Non mi meraviglia invece che possa esserci chi, forte di quanto sopra, abbia scambiato il posto di lavoro per un luogo di villeggiatura e i pazienti – nonchè contribuenti che pagano il suo stipendio – oggetti sui quali sfogare il proprio – e certamente giustificato – senso d’inferiorità.
La procura ci aveva provato a sequestrare questa specie di baraccone, ma grazie ai nostri politici è rimasto ancora aperto. Medici infermieri e portantini avrebbero bisogno di lavorare qualche mese al nord per capire cosa è un ospedale e come ci si comporta. A lei è andata bene. In questi giorni ho visto di peggio, ma purtroppo nessuno si lamenta o denuncia e quindi non succede niente.
Saggezza e cautela
Ci sono tre modi in cui è possibile guardare una moneta, tre diversi punti di vista: da sopra, da sotto e di lato. Ma qual’è la faccia giusta della moneta? Nessuna e tutte e tre , ma non possiamo vederle assieme. Non c’è alcuna posizione giusta e vera a priori, ma per cercare di restare aderenti alla realtà dobbiamo fare ogni volta lo sforzo di esaminare la cosa in sè in relazione al contesto stando inoltre attenti a come la guardiamo.

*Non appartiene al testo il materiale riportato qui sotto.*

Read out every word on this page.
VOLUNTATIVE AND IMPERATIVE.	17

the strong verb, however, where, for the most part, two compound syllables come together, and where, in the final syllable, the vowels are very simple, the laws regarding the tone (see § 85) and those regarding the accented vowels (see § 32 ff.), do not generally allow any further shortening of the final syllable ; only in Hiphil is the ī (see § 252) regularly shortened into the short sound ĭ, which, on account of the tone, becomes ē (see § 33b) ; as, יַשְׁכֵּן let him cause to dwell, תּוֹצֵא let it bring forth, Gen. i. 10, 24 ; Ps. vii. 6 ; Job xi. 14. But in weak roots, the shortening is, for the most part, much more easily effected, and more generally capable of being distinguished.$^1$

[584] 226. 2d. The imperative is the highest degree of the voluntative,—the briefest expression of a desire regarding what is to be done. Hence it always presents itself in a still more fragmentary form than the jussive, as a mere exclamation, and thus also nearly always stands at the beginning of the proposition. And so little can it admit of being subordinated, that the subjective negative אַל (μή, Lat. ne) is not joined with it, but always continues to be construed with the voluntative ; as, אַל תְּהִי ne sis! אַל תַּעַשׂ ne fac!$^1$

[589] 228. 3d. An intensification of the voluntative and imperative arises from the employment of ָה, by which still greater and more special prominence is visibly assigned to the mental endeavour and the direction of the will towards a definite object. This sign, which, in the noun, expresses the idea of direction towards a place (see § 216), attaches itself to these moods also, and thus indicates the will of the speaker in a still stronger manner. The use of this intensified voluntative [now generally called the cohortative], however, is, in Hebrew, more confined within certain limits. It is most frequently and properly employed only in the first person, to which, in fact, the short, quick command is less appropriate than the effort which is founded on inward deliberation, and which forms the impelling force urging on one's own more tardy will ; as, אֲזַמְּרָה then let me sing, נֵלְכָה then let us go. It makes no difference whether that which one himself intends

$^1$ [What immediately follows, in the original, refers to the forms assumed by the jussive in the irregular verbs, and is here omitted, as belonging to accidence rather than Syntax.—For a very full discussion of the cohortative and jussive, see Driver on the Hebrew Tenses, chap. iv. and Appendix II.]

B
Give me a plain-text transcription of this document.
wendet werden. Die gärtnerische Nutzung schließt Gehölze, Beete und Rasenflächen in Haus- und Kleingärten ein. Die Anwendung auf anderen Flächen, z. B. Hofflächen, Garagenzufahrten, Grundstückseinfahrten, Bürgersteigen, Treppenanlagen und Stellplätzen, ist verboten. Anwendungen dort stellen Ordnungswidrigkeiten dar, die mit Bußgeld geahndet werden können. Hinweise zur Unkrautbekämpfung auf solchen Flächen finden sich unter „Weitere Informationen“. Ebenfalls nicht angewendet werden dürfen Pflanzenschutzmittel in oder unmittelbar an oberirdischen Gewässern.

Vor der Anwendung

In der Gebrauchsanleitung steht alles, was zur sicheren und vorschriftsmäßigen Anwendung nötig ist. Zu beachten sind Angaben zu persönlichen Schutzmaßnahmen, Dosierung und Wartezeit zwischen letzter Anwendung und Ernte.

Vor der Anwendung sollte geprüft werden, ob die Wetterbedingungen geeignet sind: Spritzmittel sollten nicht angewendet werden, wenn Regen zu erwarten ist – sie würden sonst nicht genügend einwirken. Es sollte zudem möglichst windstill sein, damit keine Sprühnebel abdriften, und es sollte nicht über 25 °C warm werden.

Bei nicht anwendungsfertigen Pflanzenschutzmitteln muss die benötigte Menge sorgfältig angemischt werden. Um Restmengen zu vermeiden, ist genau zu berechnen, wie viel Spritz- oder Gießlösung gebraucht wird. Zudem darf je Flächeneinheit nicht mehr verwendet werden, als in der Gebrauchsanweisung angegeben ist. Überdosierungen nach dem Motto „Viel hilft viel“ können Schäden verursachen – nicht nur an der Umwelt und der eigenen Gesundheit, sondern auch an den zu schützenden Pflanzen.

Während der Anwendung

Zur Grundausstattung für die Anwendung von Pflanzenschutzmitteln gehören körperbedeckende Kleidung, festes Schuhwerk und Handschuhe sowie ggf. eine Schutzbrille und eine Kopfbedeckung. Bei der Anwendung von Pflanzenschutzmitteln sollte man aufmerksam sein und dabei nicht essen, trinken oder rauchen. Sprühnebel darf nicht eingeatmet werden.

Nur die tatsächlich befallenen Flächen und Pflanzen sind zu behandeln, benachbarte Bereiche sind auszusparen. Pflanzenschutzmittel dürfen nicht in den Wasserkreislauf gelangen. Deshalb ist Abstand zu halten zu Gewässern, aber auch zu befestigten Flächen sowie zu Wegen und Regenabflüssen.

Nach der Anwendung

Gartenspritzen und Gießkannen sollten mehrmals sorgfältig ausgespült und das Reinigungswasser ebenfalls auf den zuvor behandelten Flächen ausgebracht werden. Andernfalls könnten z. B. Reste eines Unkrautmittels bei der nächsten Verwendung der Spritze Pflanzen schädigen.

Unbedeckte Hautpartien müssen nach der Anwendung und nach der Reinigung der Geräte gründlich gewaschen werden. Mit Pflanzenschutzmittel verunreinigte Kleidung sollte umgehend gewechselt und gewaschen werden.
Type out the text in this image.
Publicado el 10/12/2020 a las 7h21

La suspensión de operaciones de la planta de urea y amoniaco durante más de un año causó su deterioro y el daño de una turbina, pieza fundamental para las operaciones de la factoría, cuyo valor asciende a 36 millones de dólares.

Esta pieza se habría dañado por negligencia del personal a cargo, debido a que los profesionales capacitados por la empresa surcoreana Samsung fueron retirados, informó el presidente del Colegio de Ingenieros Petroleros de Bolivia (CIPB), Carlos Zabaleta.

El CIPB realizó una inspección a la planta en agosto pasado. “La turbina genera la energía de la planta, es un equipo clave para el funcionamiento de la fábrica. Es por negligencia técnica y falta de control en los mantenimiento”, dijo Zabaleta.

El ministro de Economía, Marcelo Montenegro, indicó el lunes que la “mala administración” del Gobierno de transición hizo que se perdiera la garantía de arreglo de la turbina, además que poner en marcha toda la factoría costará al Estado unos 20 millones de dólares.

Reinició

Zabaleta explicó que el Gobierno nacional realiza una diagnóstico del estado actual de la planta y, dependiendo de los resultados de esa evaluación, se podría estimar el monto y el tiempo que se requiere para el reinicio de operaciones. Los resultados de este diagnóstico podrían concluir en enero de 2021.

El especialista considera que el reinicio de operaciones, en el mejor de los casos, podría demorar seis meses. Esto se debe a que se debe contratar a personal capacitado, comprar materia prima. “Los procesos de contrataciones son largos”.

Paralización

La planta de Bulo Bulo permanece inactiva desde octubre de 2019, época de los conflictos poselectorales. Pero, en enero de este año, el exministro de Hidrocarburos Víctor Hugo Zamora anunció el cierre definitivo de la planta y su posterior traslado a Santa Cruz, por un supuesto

“Questa specie di baraccone” oppure ” tanti disoccupati volenterosi e professionalmente preparati, continuano a passeggiare in via Atenea” sono affermazioni corrispondenti alla realtà, ma quante volte questo ” baraccone” di Agrigento ha salvato la vita di tanta gente? E quanti medici volenterosi e professionalmente preparati o bravi infermieri o disponibili portantini, sono carichi di umanità?
E quando l’anno scorso la nostra Città ha corso il rischio di non avere più un ospedale, tanta gente è scesa in piazza per difenderlo. E’ comunque una grossa fortuna per gli agrigentini, con tutte le pecche possibili ed immaginabili, con tanti maleducati che lo infestano, con tanti ” inetti” che usufruiscono di uno stipendio immeritatamente. E’ comunque un bene. Sarebbero vitali e determinanti per la giusta professionalità, corsi per la formazione medica e infermieristica, ma soprattutto corsi per ” l’apprendimento dell’educazione”, ma non dobbiamo per forza lamentarci delle cose che non vanno e non lodare quelle che vanno. ” Sono salito sulla cattedra per ricordare a me stesso che dobbiamo sempre guardare le cose da angolazioni diverse. E il mondo appare diverso da quassù. Non vi ho convinti? Venite a vedere voi stessi. Coraggio! È proprio quando credete di sapere qualcosa che dovete guardarla da un’altra prospettiva. (Keating)
Condivido il fatto che ” baraccone” di Agrigento ha salvato la vita di tanta gente, che ci sono medici volenterosi e professionalmente preparati e bravi infermieri e disponibili portantini carichi di umanità.
Purtroppo non posso condividere il fatto che si sia voluto “salvare” il San Giovanni di Dio, perchè in qualsiasi altro paese civile si sarebbe guardato alla sicurezza dell’immobile – che val la pena di ricordare ANCORA SOTTO SEQUESTRO – e non all’interesse di amici degli amici e politici di turno.
L’angolazione dalla quale ho visto le cose, è quella che avrebbe dovuto portare al licenziamento di personale inefficente ed ineducato e al controllo da parte di chi preposto, su quanti, occupano inutilmente una stanza dell’ospedale, per tenere appeso dietro la porta un foglio di carta con la scritta “Torniamo subito”, come se si trattasse della bottega del pizzicagnolo di un paesino.
Fin quando continueremo a tollerare tutto questo, Agrigento non avrà futuro.
Un fatto del genere in un ospedale del Nord, avrebbe indotto chiunque a reclamare e l’ “infermier cortese” e semidio, avrebbe dovuto rispondere del proprio operato.